Bond length parameter #

When two native bond lengthes that correspond to the same pair of particles are too distant, the force coefficient will be moderated to decrease energy value at the transition state.

\[K'_{bond} = K_{bond} \times \mathrm{min}\left(1, \frac{E_{max}}{K_b(b_i^{(1)} - b_i^{(2)})^2}\right)\]

Normally, people use 100 kcal/mol as \( E_{max} \) .

Native contact parameter #

The modification on native contacts are complicated.

There are 3 different cases.

  1. The pair of particles has native contact in all the reference structures.
  2. In one reference structure, the pair forms a native contact, but not in another.
  3. No contact is defined in any of the reference structures.
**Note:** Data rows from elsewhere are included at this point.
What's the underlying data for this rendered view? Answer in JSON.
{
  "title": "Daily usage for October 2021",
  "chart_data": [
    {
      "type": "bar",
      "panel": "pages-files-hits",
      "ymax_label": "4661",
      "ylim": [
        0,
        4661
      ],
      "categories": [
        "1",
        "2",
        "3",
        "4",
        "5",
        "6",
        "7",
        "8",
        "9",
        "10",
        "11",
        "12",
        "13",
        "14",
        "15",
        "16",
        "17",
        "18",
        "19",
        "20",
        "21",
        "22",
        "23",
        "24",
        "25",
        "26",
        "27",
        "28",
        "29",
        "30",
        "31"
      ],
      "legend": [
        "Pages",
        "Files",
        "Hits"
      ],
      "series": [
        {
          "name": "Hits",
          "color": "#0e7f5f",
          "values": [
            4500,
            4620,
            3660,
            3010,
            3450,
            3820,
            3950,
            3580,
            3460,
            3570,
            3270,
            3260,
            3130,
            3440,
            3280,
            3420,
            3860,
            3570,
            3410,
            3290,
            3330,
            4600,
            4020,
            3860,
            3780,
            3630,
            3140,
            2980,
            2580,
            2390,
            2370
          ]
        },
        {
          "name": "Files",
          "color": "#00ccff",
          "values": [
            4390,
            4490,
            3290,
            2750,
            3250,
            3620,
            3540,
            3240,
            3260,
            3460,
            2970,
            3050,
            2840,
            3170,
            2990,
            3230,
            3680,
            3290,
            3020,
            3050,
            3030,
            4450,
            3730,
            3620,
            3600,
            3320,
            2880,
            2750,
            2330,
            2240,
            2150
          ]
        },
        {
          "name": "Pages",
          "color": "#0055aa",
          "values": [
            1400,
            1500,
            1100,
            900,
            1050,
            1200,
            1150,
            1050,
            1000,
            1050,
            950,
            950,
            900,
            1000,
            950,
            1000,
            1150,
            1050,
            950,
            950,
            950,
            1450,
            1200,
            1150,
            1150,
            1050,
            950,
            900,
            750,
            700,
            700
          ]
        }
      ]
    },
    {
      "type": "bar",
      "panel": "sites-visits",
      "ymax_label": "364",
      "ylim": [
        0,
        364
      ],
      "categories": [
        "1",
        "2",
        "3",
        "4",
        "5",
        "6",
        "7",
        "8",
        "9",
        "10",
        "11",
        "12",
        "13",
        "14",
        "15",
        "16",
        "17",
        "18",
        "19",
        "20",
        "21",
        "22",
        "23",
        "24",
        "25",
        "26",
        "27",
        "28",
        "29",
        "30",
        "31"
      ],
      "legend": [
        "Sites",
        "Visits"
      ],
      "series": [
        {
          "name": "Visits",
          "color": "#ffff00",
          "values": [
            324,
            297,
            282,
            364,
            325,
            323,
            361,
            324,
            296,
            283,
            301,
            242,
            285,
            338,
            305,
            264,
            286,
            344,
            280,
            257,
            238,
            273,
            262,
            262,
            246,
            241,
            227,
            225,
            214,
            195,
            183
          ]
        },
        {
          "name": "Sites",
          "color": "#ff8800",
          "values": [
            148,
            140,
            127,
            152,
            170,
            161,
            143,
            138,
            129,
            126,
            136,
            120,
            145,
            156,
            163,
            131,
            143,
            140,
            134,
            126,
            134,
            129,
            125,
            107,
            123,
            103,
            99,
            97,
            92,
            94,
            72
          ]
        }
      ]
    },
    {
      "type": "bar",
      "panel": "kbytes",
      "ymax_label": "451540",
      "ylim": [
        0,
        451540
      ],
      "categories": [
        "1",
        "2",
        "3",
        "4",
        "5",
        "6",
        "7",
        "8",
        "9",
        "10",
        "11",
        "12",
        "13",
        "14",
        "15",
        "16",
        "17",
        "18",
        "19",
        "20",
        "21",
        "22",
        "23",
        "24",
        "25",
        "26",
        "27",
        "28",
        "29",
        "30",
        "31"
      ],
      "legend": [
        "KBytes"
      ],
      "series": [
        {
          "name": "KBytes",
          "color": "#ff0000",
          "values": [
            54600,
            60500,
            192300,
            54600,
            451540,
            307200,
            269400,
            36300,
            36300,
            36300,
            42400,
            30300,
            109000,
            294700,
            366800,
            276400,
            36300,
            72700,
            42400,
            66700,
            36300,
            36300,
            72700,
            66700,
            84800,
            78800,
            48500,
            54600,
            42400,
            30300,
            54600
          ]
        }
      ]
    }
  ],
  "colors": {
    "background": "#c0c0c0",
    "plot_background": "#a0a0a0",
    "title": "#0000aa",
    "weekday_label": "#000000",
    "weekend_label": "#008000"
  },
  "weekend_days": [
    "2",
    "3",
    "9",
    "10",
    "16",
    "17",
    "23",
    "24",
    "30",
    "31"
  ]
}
In the case of 1., the repulsive part of the native contacts will be modified. Always the minimum native distance is used as the native distance of the repulsive part, while the attractive part is unchanged.

In the case of 2., the forcefield that has the native contact is unchanged. But for the forcefield that does not have the native contact will have the repulsive part of the contact.

In the last case, 3., the same excluded volume interaction will be applied.